Since we'll almost certainly end up implementing symlinks as
middleware, we'll order the pipeline like this::

  [pipeline:main]
  pipeline = catch_errors ... slo dlo symlink ... proxy-server

This way, you can create a symlink whose target is a large object
*and* a large object can reference symlinks as segments.

This also works if we decide to implement symlinks in the proxy
server, though that would only happen if a compelling reason were
found.


4.5 User Authorization
----------------------

Authorization will be checked for both the symlink and the referenced
object. If the user is authorized to see the symlink but not the
referenced object, they'll get a 403, same as if they'd tried to
access the referenced object directly.


4.6. Quotas
-----------

Nothing special needed here. A symlink counts as 1 object toward an
object-count quota. Since symlinks are zero bytes, they do not count
toward a storage quota, and we do not need to write any code to make
that happen.


4.7 list_endpoints / Hadoop / ZeroVM
------------------------------------

If the application talks directly to the object server and fetches a
symlink, it's up to the application to deal with it. Applications that
bypass the proxy should either avoid use of symlinks or should know
how to handle them.

The same is true for SLO, DLO, versioning, erasure codes, and other
services that the Swift proxy server provides, so we are not without
precedent here.


4.8 Container Sync
------------------

Symlinks are synced like every other object. If the referenced object
in cluster A has a different container name than in cluster B, then
the symlink will point to the wrong place in one of the clusters.
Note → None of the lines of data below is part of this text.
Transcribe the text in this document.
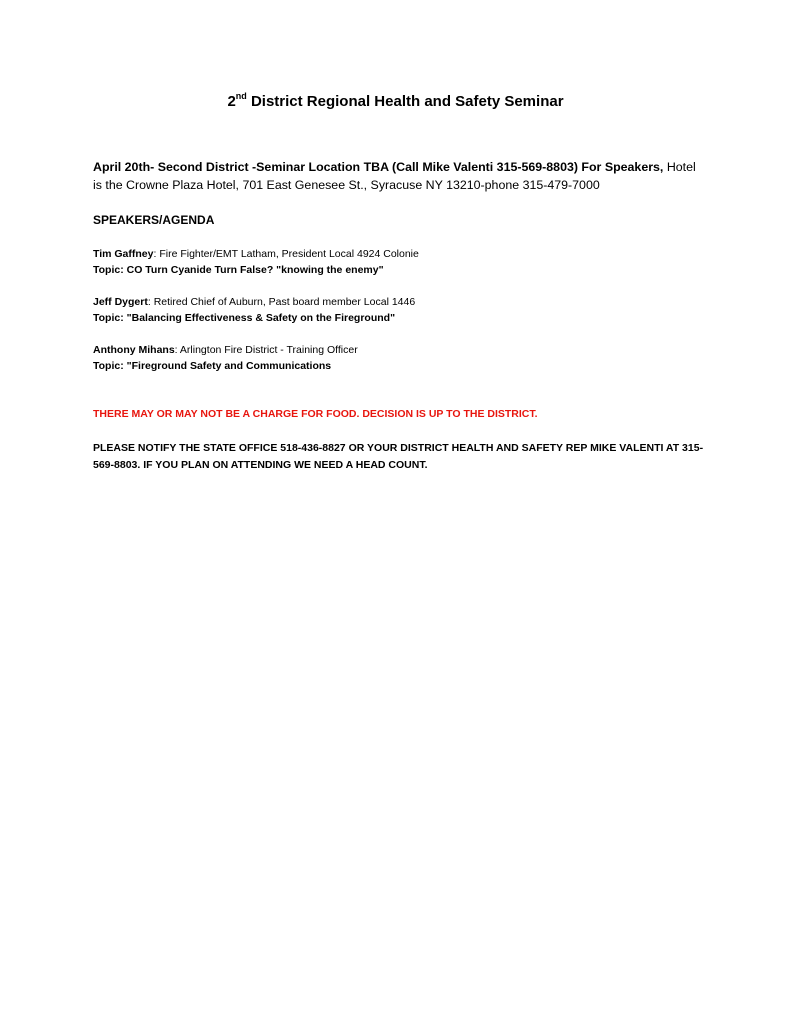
2nd District Regional Health and Safety Seminar
April 20th- Second District -Seminar Location TBA (Call Mike Valenti 315-569-8803) For Speakers, Hotel is the Crowne Plaza Hotel, 701 East Genesee St., Syracuse NY 13210-phone 315-479-7000
SPEAKERS/AGENDA
Tim Gaffney: Fire Fighter/EMT Latham, President Local 4924 Colonie
Topic: CO Turn Cyanide Turn False? "knowing the enemy"
Jeff Dygert: Retired Chief of Auburn, Past board member Local 1446
Topic: "Balancing Effectiveness & Safety on the Fireground"
Anthony Mihans: Arlington Fire District - Training Officer
Topic: "Fireground Safety and Communications
THERE MAY OR MAY NOT BE A CHARGE FOR FOOD. DECISION IS UP TO THE DISTRICT.
PLEASE NOTIFY THE STATE OFFICE 518-436-8827 OR YOUR DISTRICT HEALTH AND SAFETY REP MIKE VALENTI AT 315-569-8803. IF YOU PLAN ON ATTENDING WE NEED A HEAD COUNT.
Intra-container symlinks (those with only
``X-Object-Symlink-Target-Object``) will work correctly on both
clusters. Also, if containers are named identically on both clusters,
inter-container symlinks (those with
``X-Object-Symlink-Target-Object`` and
``X-Object-Symlink-Target-Container``) will work correctly too.


4.9 Bulk Uploads
----------------

Currently, bulk uploads ignore all non-file members in the uploaded
tarball. This could be expanded to also process symbolic-link members
(i.e. those for which ``tarinfo.issym() == True``) and create symlink
objects from them. This is not necessary for the initial
implementation of Swift symlinks, but it would be nice to have.

4.10 Swiftclient
----------------

python-swiftclient could download Swift symlinks as Unix symlinks if a
flag is given, or it could upload Unix symlinks as Swift symlinks in
some cases. This is not necessary for the initial implementation of
Swift symlinks, and is mainly mentioned here to show that
python-swiftclient was not forgotten.